Lawn Disease Control
How to Identify and Control Brownpatch
Hot, humid weather can trigger this common lawn fungus. Here's what to do.
One day your cool-season lawn is green. Then you have a hot, humid night and the next day the grass shows some yellow patches. The day after, the yellow turns to brown. What’s going on? While seemingly overnight yellowing on can be a symptom of a number of different lawn diseases, this particular culprit is most likely a lawn fungus called brownpatch. Here’s how you can tell.
Favorable Conditions for Brownpatch
Brownpatch thrives when it is hot and humid, and can affect your lawn in late spring, summer, or early fall, depending on what type of cool-season grass you have, where you live, and recent weather conditions. Prolonged wetness from dew, rain, nighttime or evening watering, or poor drainage—or any other activity that keeps grass blades wet during weather in which temperatures are above 80 degrees F during the day and 65 degrees F at night—create ideal conditions for developing this serious fungal disease. In addition, grass that has been over-stimulated with nitrogen fertilizer just before or during hot, humid weather tends to be more susceptible to brownpatch.
Cool-Season Grass Types Commonly Affected by Brownpatch
- Tall fescue
- Perennial ryegrass
How to Identify Brownpatch
If your lawn has begun to yellow rapidly, take a closer look at the size and shape of the affected areas. With brownpatch, they are likely to be roughly circular, though a bit irregular. Patch sizes can range from a few inches to several feet in diameter. If brownpatch has been active for a while, the spots might also look like patches of good grass with rings of dead or thin grass around them.
Besides yellow, do you notice any other colors in the patchy areas? Brownpatch patches can be darker purple or burgundy on the outside, for example. Other signs include irregular tan spots bordered by a darker outline on grass blades, brown and shriveled blades, rotting at the base of the blades, darker blades that look water-soaked, and possibly white, cobweb-like growth around the blades (typically found in early morning, before the dew dries).
How to Maintain Your Lawn to Help Reduce Brownpatch
A healthy lawn is a stronger lawn and will be better able to withstand fungal diseases like brownpatch. Follow these guidelines:
- Plant disease-resistant varieties and seed mixtures. For example, Scotts® Turf Builder® Grass Seed Heat-Tolerant Blue® Mix for Tall Fescue Lawns combines improved turf-type tall fescue varieties with a heat-tolerant Kentucky bluegrass to help reduce the impact of brownpatch on your lawn.
- Reduce the amount of time the grass blades are wet. When needed, water during the early morning hours. Don’t water between 7:00 PM and 3:00 AM, as the blades will stay wet overnight.
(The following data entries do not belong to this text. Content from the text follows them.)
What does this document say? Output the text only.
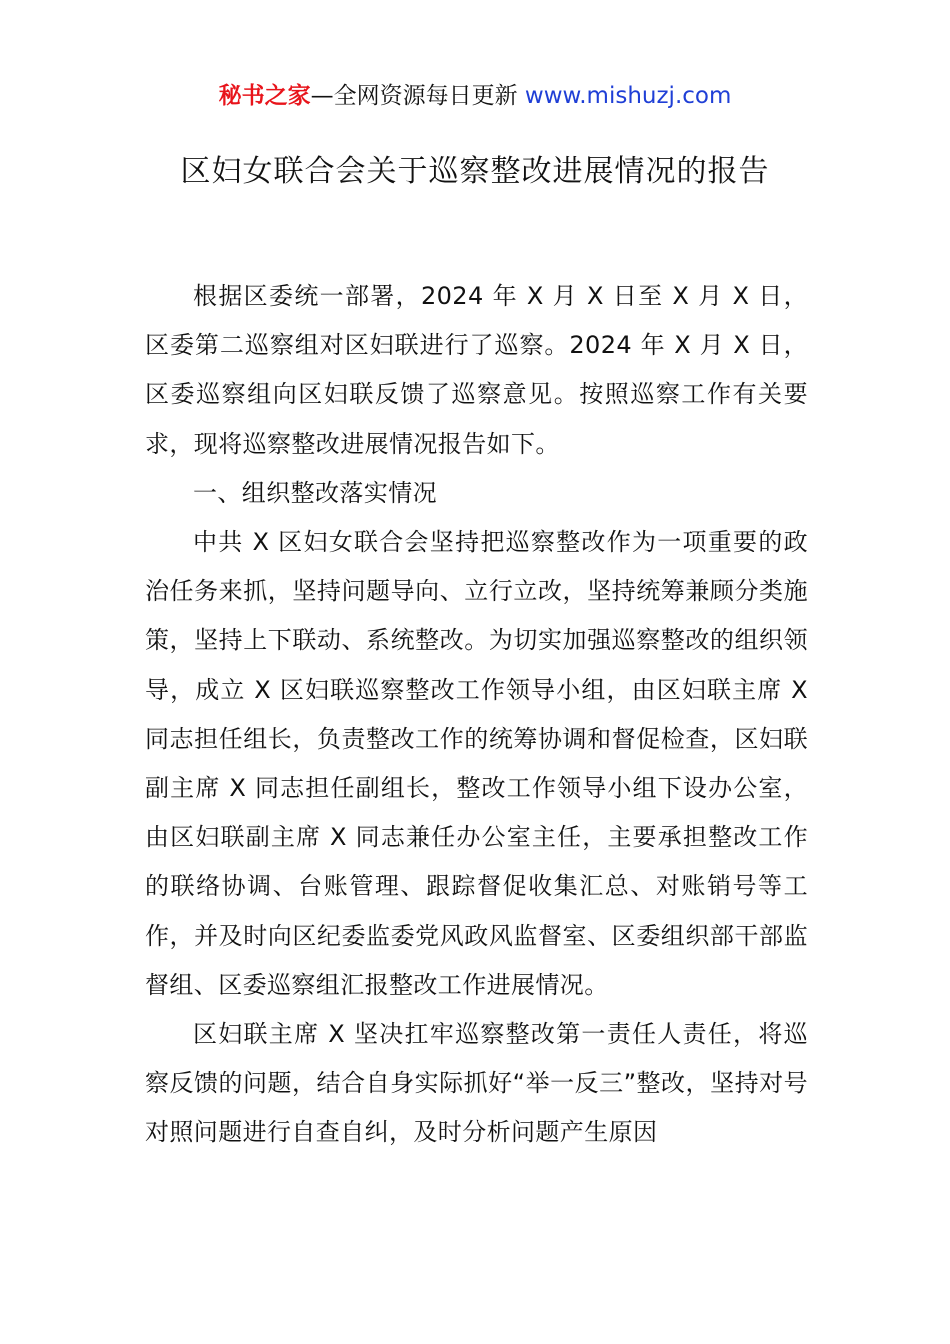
秘书之家—全网资源每日更新 www.mishuzj.com
区妇女联合会关于巡察整改进展情况的报告

根据区委统一部署，2024 年 X 月 X 日至 X 月 X 日，区委第二巡察组对区妇联进行了巡察。2024 年 X 月 X 日，区委巡察组向区妇联反馈了巡察意见。按照巡察工作有关要求，现将巡察整改进展情况报告如下。

一、组织整改落实情况

中共 X 区妇女联合会坚持把巡察整改作为一项重要的政治任务来抓，坚持问题导向、立行立改，坚持统筹兼顾分类施策，坚持上下联动、系统整改。为切实加强巡察整改的组织领导，成立 X 区妇联巡察整改工作领导小组，由区妇联主席 X 同志担任组长，负责整改工作的统筹协调和督促检查，区妇联副主席 X 同志担任副组长，整改工作领导小组下设办公室，由区妇联副主席 X 同志兼任办公室主任，主要承担整改工作的联络协调、台账管理、跟踪督促收集汇总、对账销号等工作，并及时向区纪委监委党风政风监督室、区委组织部干部监督组、区委巡察组汇报整改工作进展情况。

区妇联主席 X 坚决扛牢巡察整改第一责任人责任，将巡察反馈的问题，结合自身实际抓好“举一反三”整改，坚持对号对照问题进行自查自纠，及时分析问题产生原因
- Feed the lawn regularly with Scotts® Turf Builder® Lawn Food. Be sure to follow label directions, as overfed lawns are more susceptible to brownpatch.
- Unless it is a controlled-release product, don’t apply nitrogen fertilizer when hot, humid weather is expected (particularly in late spring or summer).
Since wet conditions help promote brownpatch, make sure your lawn has good drainage and air flow, and consider pruning overgrown trees to prevent too much shade and increase air movement for faster drying. It may also be helpful to aerate and dethatch the lawn every 1 to 3 years to allow air, water, and nutrients to move more freely into the soil.
How to Control Brownpatch
Watch the weather forecast for the kind of weather that is conducive to brownpatch (see above) and treat your lawn for brownpatch at the first sign of it. Apply a broad-spectrum control and prevention product like Scotts® DiseaseEX™ Lawn Fungicide. This is a quick, effective fix that lasts up to 4 weeks and also helps prevent the spread of the disease to the rest of your lawn. Be sure to follow label directions.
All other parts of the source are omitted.